The Yallourn plant has “got a lot of time to play but we need to build out that replacement before we can let it go.
“So there’s a lot of thinking and we are looking at gas-fired power generation at Yallourn itself as a possibility for a replacement for Yallourn,” Ms Westcott said.
Despite the ructions, EnergyAustralia continues to invest in Yallourn, with a major three-month maintenance program part-way through on one of its four units to ensure it can run at full capacity this summer.
Nearly 1000 people are on site at the Latrobe Valley generator, a major logistical undertaking given the resurgence in COVID-19 in Victoria, with temperature checks and workers segregated to minimise contact.
Work is also under way to boost the number of coal mines that can supply its Mount Piper coal power station in NSW which is scheduled to operate until 2043 and can provide 15 per cent of the state’s electricity demand.
EnergyAustralia had been plagued by coal supply problems at its coal plant that cut output levels, with the original six coal mines supplying the plant now reduced to one in the Springvale Colliery.
The power player is now considering boosting rail infrastructure with the NSW government at Pipers Flat to tap a broader number of nearby mines in the region.

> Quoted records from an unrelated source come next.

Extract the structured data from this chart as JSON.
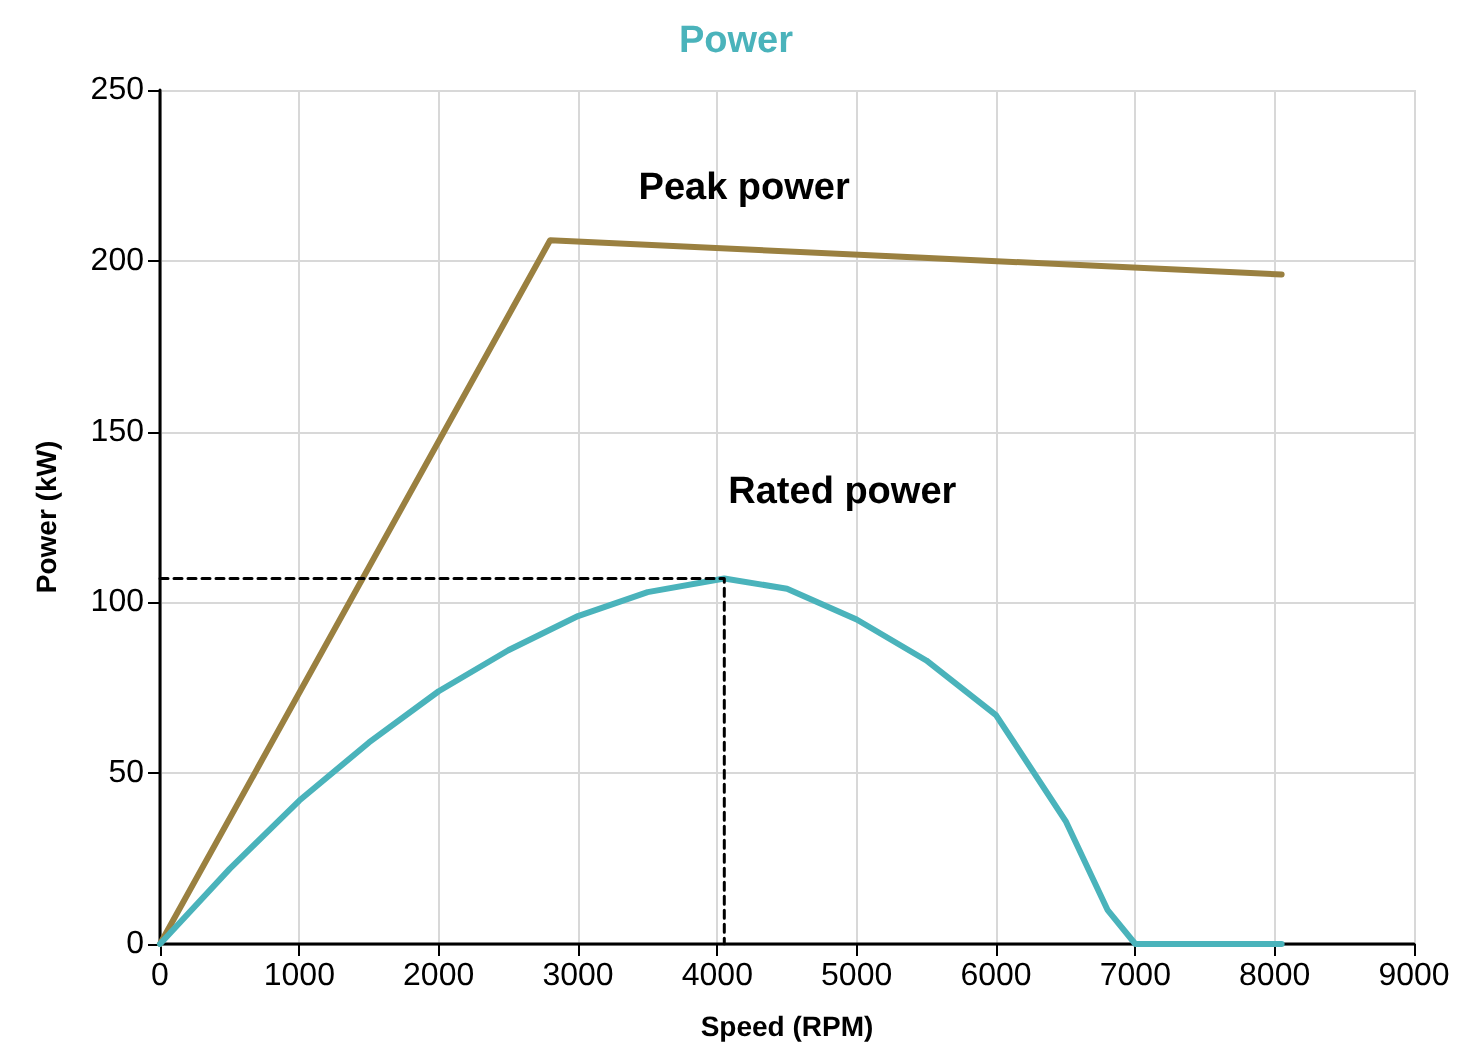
{
  "chart_data": {
    "type": "line",
    "title": "Power",
    "xlabel": "Speed (RPM)",
    "ylabel": "Power (kW)",
    "xlim": [
      0,
      9000
    ],
    "xticks": [
      0,
      1000,
      2000,
      3000,
      4000,
      5000,
      6000,
      7000,
      8000,
      9000
    ],
    "ylim": [
      0,
      250
    ],
    "yticks": [
      0,
      50,
      100,
      150,
      200,
      250
    ],
    "grid": true,
    "marker": "none",
    "line_style": "solid",
    "series": [
      {
        "name": "Peak power",
        "color": "#9a8040",
        "x": [
          0,
          2800,
          8050
        ],
        "values": [
          0,
          206,
          196
        ]
      },
      {
        "name": "Rated power",
        "color": "#4ab3bb",
        "x": [
          0,
          500,
          1000,
          1500,
          2000,
          2500,
          3000,
          3500,
          4050,
          4500,
          5000,
          5500,
          6000,
          6500,
          6800,
          7000,
          8050
        ],
        "values": [
          0,
          22,
          42,
          59,
          74,
          86,
          96,
          103,
          107,
          104,
          95,
          83,
          67,
          36,
          10,
          0,
          0
        ]
      },
      {
        "color": "#000000",
        "line_style": "dashed",
        "x": [
          0,
          4050,
          4050
        ],
        "values": [
          107,
          107,
          0
        ]
      }
    ]
  }
}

The nation’s energy tsar Kerry Schott warned last week that Australia’s coal plants are increasingly becoming uneconomic and operating at razor-thin margins amid big falls in wholesale power prices as more renewables enter the electricity grid.
EnergyAustralia acknowledged it was working on lowering output at its two 700 megawatt units at Mount Piper to as little as 180MW each in response to solar hollowing out prices during daytime hours. It’s also looking at how the same practice works at the older Yallourn plant.
“We don’t want to be stopping and starting during the day. So our work at Yallourn is to see how low can we run — so that’s not turning off — but going for the low burn if you like.”